The mystery, indeed the double mystery, is why it
didn't catch on, and how a full time minister of
the Church came to make such a staggering advance
in engineering science.
A gifted speaker, he lived for and was beloved by
his parishioners. He died at Galston on 6 June 1878,
leaving a heritage in his engine, which has yet
to see its true potential. Although I believe
NASA continue to study it for use in powering space
vehicles with solar energy.
Steam engines of his day would often explode, killing
and maiming those who were unlucky enough to be
standing close by, he was increasingly concerned
for the safety of his parishioners working alongside
such dangerous machines. The Stirling engine
could not explode and produced as much power as
any steam engine then in use. The “Heat Economise"
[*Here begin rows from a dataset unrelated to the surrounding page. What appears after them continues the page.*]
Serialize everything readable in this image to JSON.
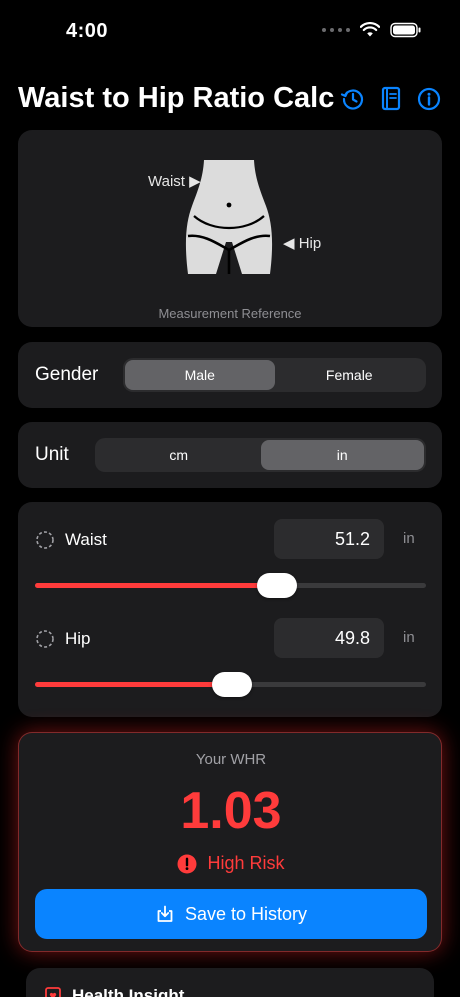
{
  "status_bar": {
    "time": "4:00"
  },
  "header": {
    "title": "Waist to Hip Ratio Calc"
  },
  "illustration": {
    "waist_label": "Waist ▶",
    "hip_label": "◀ Hip",
    "caption": "Measurement Reference"
  },
  "gender": {
    "label": "Gender",
    "options": [
      "Male",
      "Female"
    ],
    "selected": "Male"
  },
  "unit": {
    "label": "Unit",
    "options": [
      "cm",
      "in"
    ],
    "selected": "in"
  },
  "measurements": {
    "waist": {
      "label": "Waist",
      "value": "51.2",
      "unit": "in",
      "slider_fraction": 0.62
    },
    "hip": {
      "label": "Hip",
      "value": "49.8",
      "unit": "in",
      "slider_fraction": 0.505
    }
  },
  "result": {
    "label": "Your WHR",
    "value": "1.03",
    "risk": "High Risk",
    "save_label": "Save to History"
  },
  "insight": {
    "title": "Health Insight"
  },
  "colors": {
    "accent": "#0a84ff",
    "danger": "#ff3b3b",
    "card": "#1c1c1e"
  }
}
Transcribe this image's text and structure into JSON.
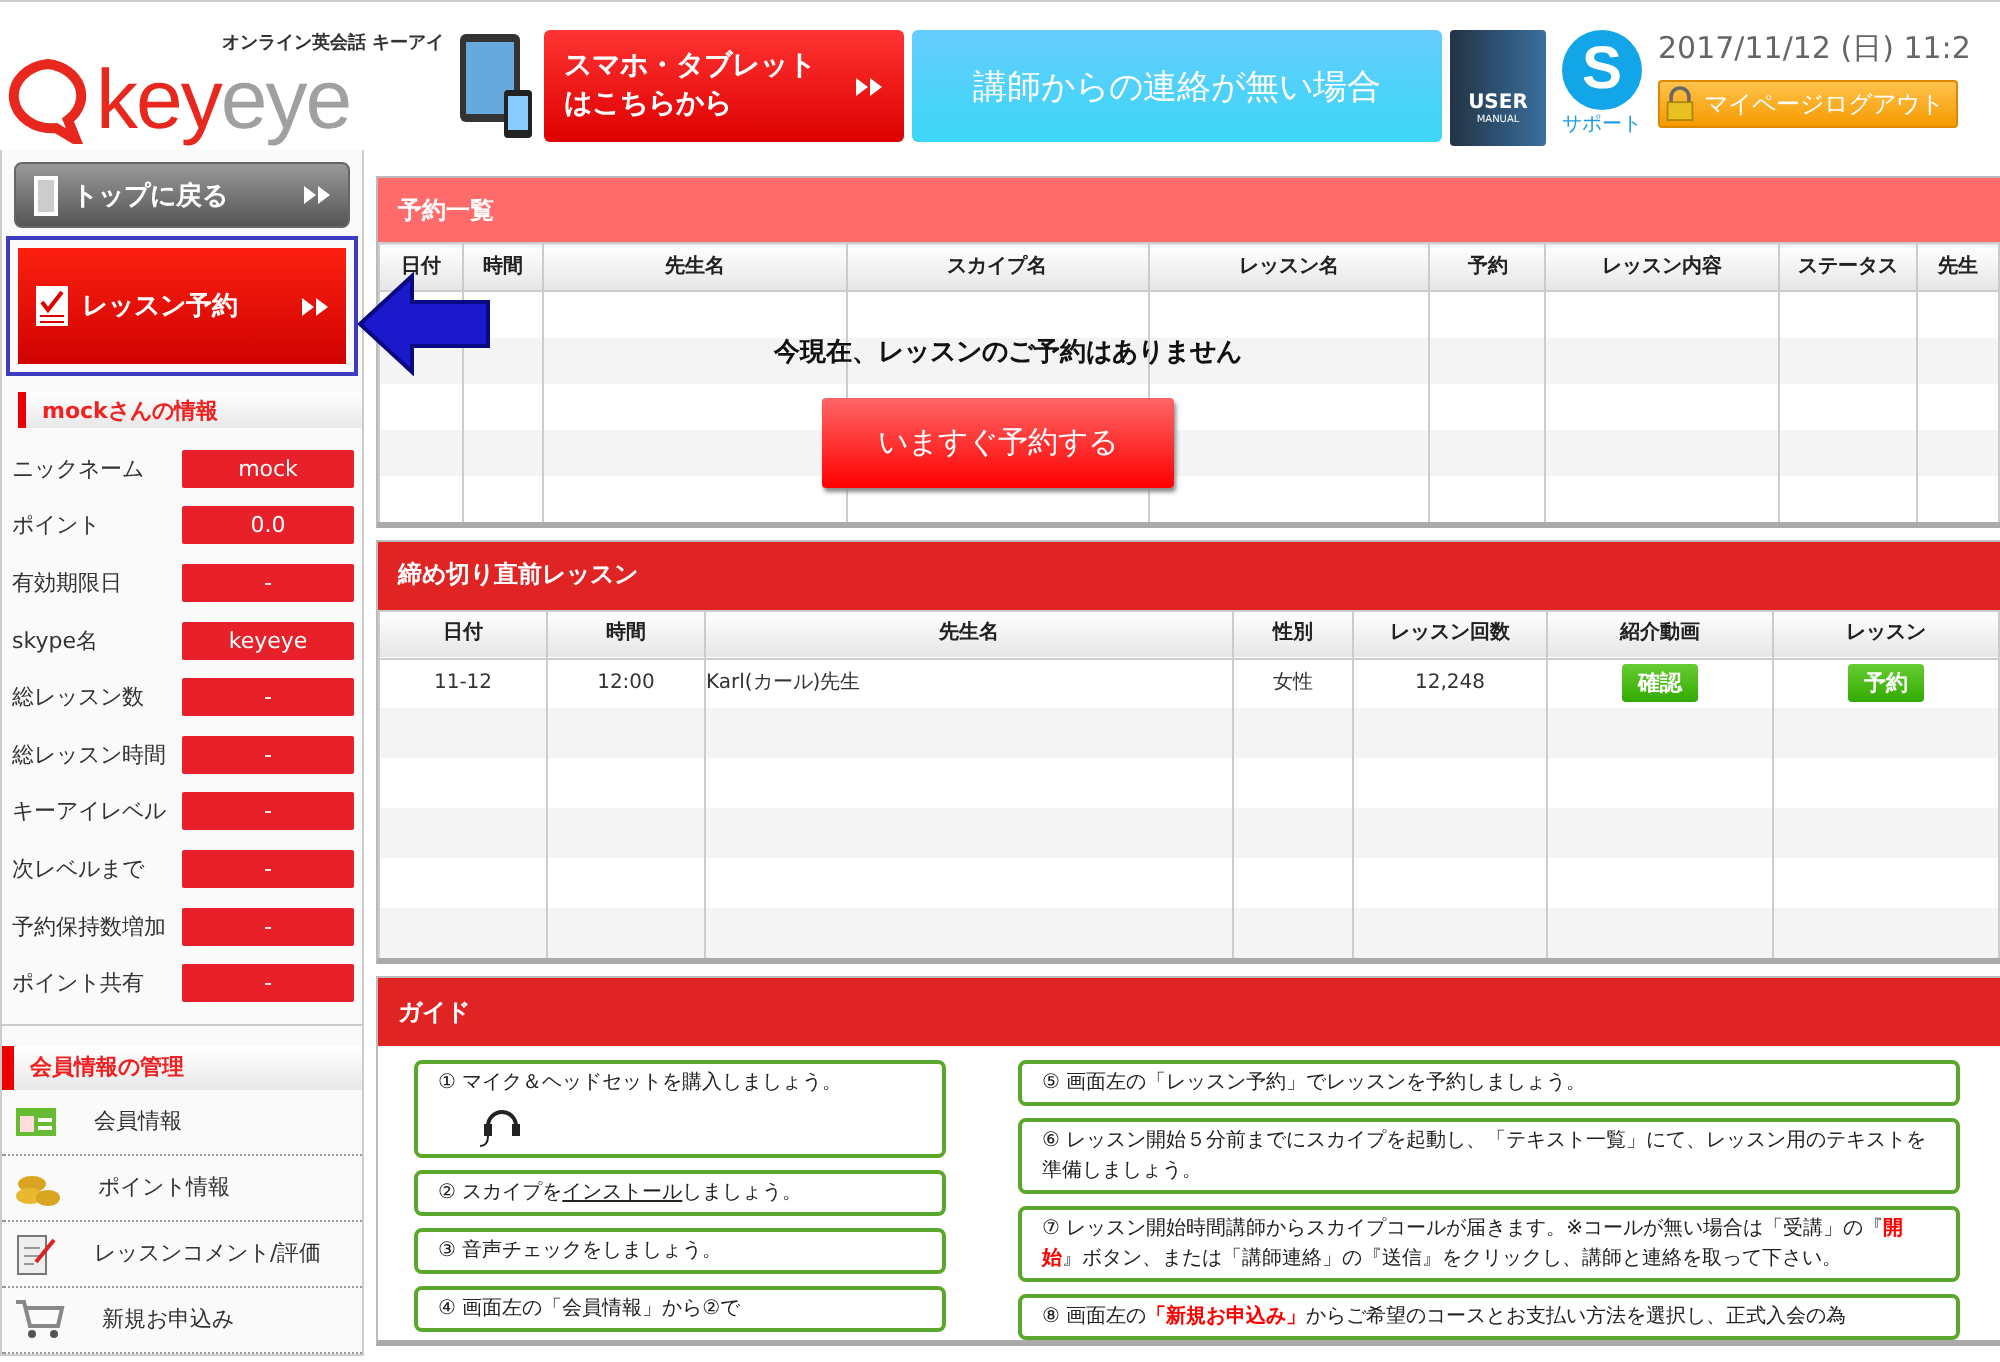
{
  "header": {
    "logo_tagline": "オンライン英会話 キーアイ",
    "logo_parts": [
      {
        "text": "key",
        "color": "#e8281e"
      },
      {
        "text": "eye",
        "color": "#a0a0a0"
      }
    ],
    "banners": [
      {
        "kind": "tablet",
        "lines": [
          "スマホ・タブレット",
          "はこちらから"
        ]
      },
      {
        "kind": "contact",
        "lines": [
          "講師からの連絡が無い場合"
        ]
      }
    ],
    "manual": {
      "line1": "USER",
      "line2": "MANUAL"
    },
    "support": {
      "mark": "S",
      "label": "サポート"
    },
    "datetime": "2017/11/12 (日) 11:2",
    "logout": "マイページログアウト"
  },
  "sidebar": {
    "buttons": [
      {
        "label": "トップに戻る",
        "kind": "gray",
        "selected": false
      },
      {
        "label": "レッスン予約",
        "kind": "red",
        "selected": true
      }
    ],
    "info_title": "mockさんの情報",
    "info": [
      {
        "label": "ニックネーム",
        "value": "mock"
      },
      {
        "label": "ポイント",
        "value": "0.0"
      },
      {
        "label": "有効期限日",
        "value": "-"
      },
      {
        "label": "skype名",
        "value": "keyeye"
      },
      {
        "label": "総レッスン数",
        "value": "-"
      },
      {
        "label": "総レッスン時間",
        "value": "-"
      },
      {
        "label": "キーアイレベル",
        "value": "-"
      },
      {
        "label": "次レベルまで",
        "value": "-"
      },
      {
        "label": "予約保持数増加",
        "value": "-"
      },
      {
        "label": "ポイント共有",
        "value": "-"
      }
    ],
    "manage_title": "会員情報の管理",
    "manage": [
      {
        "label": "会員情報",
        "kind": "card"
      },
      {
        "label": "ポイント情報",
        "kind": "coins"
      },
      {
        "label": "レッスンコメント/評価",
        "kind": "clipboard"
      },
      {
        "label": "新規お申込み",
        "kind": "cart"
      }
    ]
  },
  "reservations": {
    "title": "予約一覧",
    "columns": [
      "日付",
      "時間",
      "先生名",
      "スカイプ名",
      "レッスン名",
      "予約",
      "レッスン内容",
      "ステータス",
      "先生"
    ],
    "empty_message": "今現在、レッスンのご予約はありません",
    "book_button": "いますぐ予約する"
  },
  "deadline": {
    "title": "締め切り直前レッスン",
    "columns": [
      "日付",
      "時間",
      "先生名",
      "性別",
      "レッスン回数",
      "紹介動画",
      "レッスン"
    ],
    "rows": [
      {
        "date": "11-12",
        "time": "12:00",
        "teacher": "Karl(カール)先生",
        "gender": "女性",
        "count": "12,248",
        "video_button": "確認",
        "lesson_button": "予約"
      }
    ]
  },
  "guide": {
    "title": "ガイド",
    "left": [
      {
        "kind": "headset",
        "text": "① マイク＆ヘッドセットを購入しましょう。"
      },
      {
        "kind": "link",
        "before": "② スカイプを",
        "link": "インストール",
        "after": "しましょう。"
      },
      {
        "kind": "text",
        "text": "③ 音声チェックをしましょう。"
      },
      {
        "kind": "text",
        "text": "④ 画面左の「会員情報」から②で"
      }
    ],
    "right": [
      {
        "kind": "text",
        "text": "⑤ 画面左の「レッスン予約」でレッスンを予約しましょう。"
      },
      {
        "kind": "text",
        "text": "⑥ レッスン開始５分前までにスカイプを起動し、「テキスト一覧」にて、レッスン用のテキストを準備しましょう。"
      },
      {
        "kind": "text",
        "text": "⑦ レッスン開始時間講師からスカイプコールが届きます。※コールが無い場合は「受講」の『**開始**』ボタン、または「講師連絡」の『送信』をクリックし、講師と連絡を取って下さい。"
      },
      {
        "kind": "text",
        "text": "⑧ 画面左の**「新規お申込み」**からご希望のコースとお支払い方法を選択し、正式入会の為"
      }
    ]
  }
}
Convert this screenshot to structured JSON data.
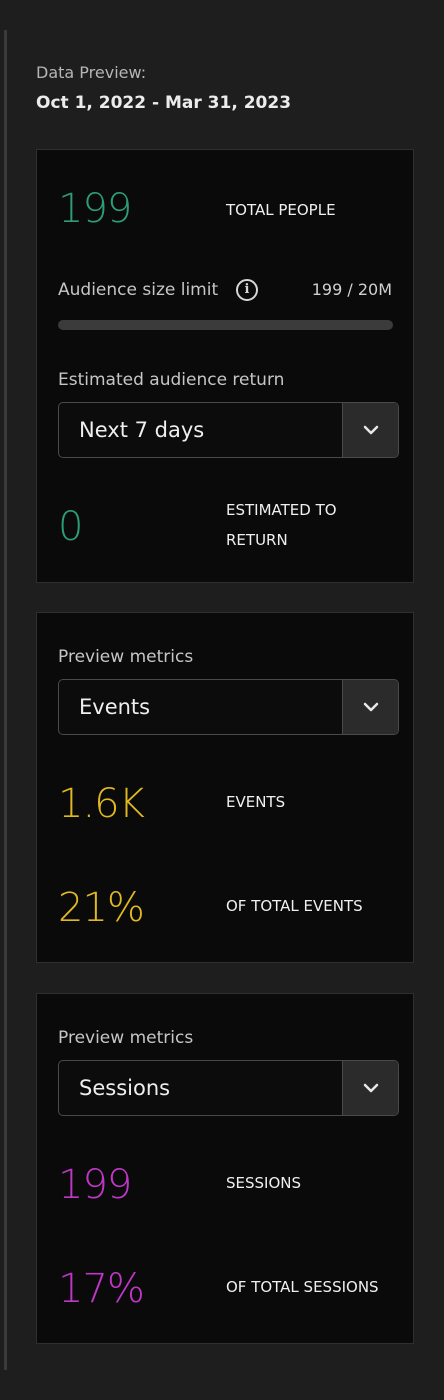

or "Air Engine" was safe, powered by the
expansion of air when heated, followed by the compression
of the air when cooled. A simple idea, the Stirling
engine contains a fixed amount of air which is transferred
back and forth between a "cold" end (often
room temperature) and a "hot" end (heated
by any source, coal, solar energy, even with the
heat from a cup of mum's tea). The "displacer
piston" moves the air or gas between the two
ends and the "power piston" changes the
internal volume as the gas expands and contracts.